David B. Smith, Tigard, for the petition.
Before Rossman, Presiding Judge, and Edmonds and De Muniz, Judges.
ROSSMAN, P.J.
Reconsideration allowed; opinion modified and adhered to as modified.
Petitioners seek Supreme Court review of our decision affirming LUBA's reversal of Washington County's approval of petitioners' application to build a farm dwelling. We treat the petition as one for reconsideration, ORAP 9.15, allow it and modify our opinion.

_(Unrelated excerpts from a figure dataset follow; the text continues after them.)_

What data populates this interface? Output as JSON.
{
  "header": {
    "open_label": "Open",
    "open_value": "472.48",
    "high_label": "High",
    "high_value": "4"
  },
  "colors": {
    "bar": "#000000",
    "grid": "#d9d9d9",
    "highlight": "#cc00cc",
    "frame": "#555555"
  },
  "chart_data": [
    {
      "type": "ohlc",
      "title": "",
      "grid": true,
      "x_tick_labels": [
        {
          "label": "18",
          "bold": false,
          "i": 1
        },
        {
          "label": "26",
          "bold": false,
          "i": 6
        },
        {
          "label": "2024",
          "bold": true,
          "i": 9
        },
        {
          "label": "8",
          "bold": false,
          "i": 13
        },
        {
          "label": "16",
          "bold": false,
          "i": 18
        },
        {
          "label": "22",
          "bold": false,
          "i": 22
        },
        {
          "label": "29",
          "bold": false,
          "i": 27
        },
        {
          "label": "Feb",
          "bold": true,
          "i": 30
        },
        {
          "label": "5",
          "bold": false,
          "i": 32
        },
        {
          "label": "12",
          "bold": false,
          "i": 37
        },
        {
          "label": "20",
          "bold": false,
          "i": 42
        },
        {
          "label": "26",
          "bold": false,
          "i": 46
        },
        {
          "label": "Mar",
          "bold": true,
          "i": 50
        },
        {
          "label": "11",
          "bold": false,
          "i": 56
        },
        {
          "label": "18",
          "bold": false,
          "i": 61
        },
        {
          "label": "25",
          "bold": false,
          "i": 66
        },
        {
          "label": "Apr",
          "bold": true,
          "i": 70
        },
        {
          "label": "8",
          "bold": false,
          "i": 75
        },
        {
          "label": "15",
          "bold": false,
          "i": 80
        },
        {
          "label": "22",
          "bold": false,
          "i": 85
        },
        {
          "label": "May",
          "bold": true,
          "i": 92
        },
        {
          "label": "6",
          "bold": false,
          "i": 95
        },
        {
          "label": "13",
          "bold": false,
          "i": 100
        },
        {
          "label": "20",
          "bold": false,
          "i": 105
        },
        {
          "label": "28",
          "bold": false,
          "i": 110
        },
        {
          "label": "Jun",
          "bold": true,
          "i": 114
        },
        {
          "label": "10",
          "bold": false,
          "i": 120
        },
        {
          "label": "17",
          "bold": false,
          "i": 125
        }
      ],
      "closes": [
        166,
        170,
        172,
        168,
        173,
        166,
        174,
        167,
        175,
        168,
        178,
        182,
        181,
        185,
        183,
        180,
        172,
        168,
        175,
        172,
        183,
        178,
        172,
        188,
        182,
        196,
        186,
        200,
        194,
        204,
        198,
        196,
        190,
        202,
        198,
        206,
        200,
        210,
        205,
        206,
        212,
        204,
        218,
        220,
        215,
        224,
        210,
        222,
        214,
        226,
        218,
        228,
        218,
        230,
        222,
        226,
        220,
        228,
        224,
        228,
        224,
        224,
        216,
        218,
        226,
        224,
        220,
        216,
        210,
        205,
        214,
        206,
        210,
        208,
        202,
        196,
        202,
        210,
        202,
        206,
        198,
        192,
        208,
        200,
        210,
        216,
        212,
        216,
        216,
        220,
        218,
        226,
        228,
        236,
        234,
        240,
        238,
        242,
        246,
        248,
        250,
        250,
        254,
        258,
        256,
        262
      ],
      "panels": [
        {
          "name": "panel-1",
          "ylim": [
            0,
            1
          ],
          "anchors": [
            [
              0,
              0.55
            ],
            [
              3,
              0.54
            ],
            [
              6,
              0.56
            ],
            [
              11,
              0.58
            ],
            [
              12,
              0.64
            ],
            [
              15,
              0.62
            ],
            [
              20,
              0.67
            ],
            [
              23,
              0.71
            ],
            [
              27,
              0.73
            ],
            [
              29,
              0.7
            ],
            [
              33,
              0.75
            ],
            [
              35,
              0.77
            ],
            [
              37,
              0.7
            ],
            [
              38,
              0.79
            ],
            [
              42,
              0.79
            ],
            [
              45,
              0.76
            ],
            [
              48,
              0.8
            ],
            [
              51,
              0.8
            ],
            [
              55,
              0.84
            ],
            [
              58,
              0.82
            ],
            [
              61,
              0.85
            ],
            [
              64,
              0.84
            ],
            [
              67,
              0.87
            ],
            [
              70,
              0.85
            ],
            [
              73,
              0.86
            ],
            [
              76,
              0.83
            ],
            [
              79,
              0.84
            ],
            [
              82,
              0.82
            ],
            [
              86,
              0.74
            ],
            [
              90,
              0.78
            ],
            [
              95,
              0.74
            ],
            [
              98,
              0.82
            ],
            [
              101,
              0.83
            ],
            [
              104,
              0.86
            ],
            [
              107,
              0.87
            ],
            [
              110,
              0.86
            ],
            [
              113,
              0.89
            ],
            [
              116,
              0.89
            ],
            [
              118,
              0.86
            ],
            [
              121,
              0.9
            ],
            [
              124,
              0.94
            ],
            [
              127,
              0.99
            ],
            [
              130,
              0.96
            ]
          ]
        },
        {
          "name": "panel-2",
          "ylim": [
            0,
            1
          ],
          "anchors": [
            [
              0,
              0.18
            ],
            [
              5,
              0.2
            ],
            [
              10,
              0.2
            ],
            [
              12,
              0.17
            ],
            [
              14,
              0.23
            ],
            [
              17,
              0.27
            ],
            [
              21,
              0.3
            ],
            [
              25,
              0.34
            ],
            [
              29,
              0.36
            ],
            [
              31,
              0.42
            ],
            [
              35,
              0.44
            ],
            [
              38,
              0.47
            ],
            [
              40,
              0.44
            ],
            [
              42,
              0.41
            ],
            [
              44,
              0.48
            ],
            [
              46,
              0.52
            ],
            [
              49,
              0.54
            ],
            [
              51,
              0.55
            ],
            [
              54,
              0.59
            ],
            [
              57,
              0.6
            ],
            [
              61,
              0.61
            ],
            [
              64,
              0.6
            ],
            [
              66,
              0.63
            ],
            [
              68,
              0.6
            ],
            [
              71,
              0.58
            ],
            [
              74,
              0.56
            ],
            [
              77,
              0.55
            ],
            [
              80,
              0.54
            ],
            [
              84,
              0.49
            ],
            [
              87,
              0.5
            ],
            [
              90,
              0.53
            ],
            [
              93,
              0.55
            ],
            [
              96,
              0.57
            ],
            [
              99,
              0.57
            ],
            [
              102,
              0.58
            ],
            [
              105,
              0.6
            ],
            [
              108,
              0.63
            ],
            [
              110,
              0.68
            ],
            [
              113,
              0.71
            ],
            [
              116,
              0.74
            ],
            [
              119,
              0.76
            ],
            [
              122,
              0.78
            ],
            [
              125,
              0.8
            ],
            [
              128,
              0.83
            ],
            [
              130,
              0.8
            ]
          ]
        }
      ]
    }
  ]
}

Among the arguments that petitioners make is that LUBA's decision gave rise to an uncompensated taking of their property on the theory that the "exaction imposed" did not bear a reasonable relationship to the "impacts" of the proposed development and was, therefore, unconstitutional under Nollan v. California Coastal Comm'n, 483 U.S. 825, 107 S Ct 3141, 97 L Ed 2d 677 (1987), and Dolan v. City of Tigard, 113 Or. App. 162, 832 P.2d 853 (1992). We assumed, arguendo, in our first opinion that the exactions versus impacts test of Nollan and Dolan applies to regulatory denials of proposed developments and proceeded to reject petitioners' argument on its merits. 114 Or App at 100. In their petition for review, petitioners argue, inter alia, that we misapplied the test.
After we issued our opinion, we held in Nelson v. Benton County, 115 Or. App. 453, 839 P.2d 233 (1992), that that test has no application in cases such as this, which involve only regulatory denials of proposed uses. Instead, in cases where proposed uses are disallowed, the relevant takings tests are those pertaining to "regulatory takings." We accordingly hold that the Nollan and Dolan tests are not germane here, and we do not reach the substance of petitioners' argument that we misapplied them. We modify our opinion to incorporate our reasoning in Nelson v. Benton County, supra, and adhere to it in all other respects. We also hold that no regulatory taking has been established.
Reconsideration allowed; opinion modified and adhered to as modified.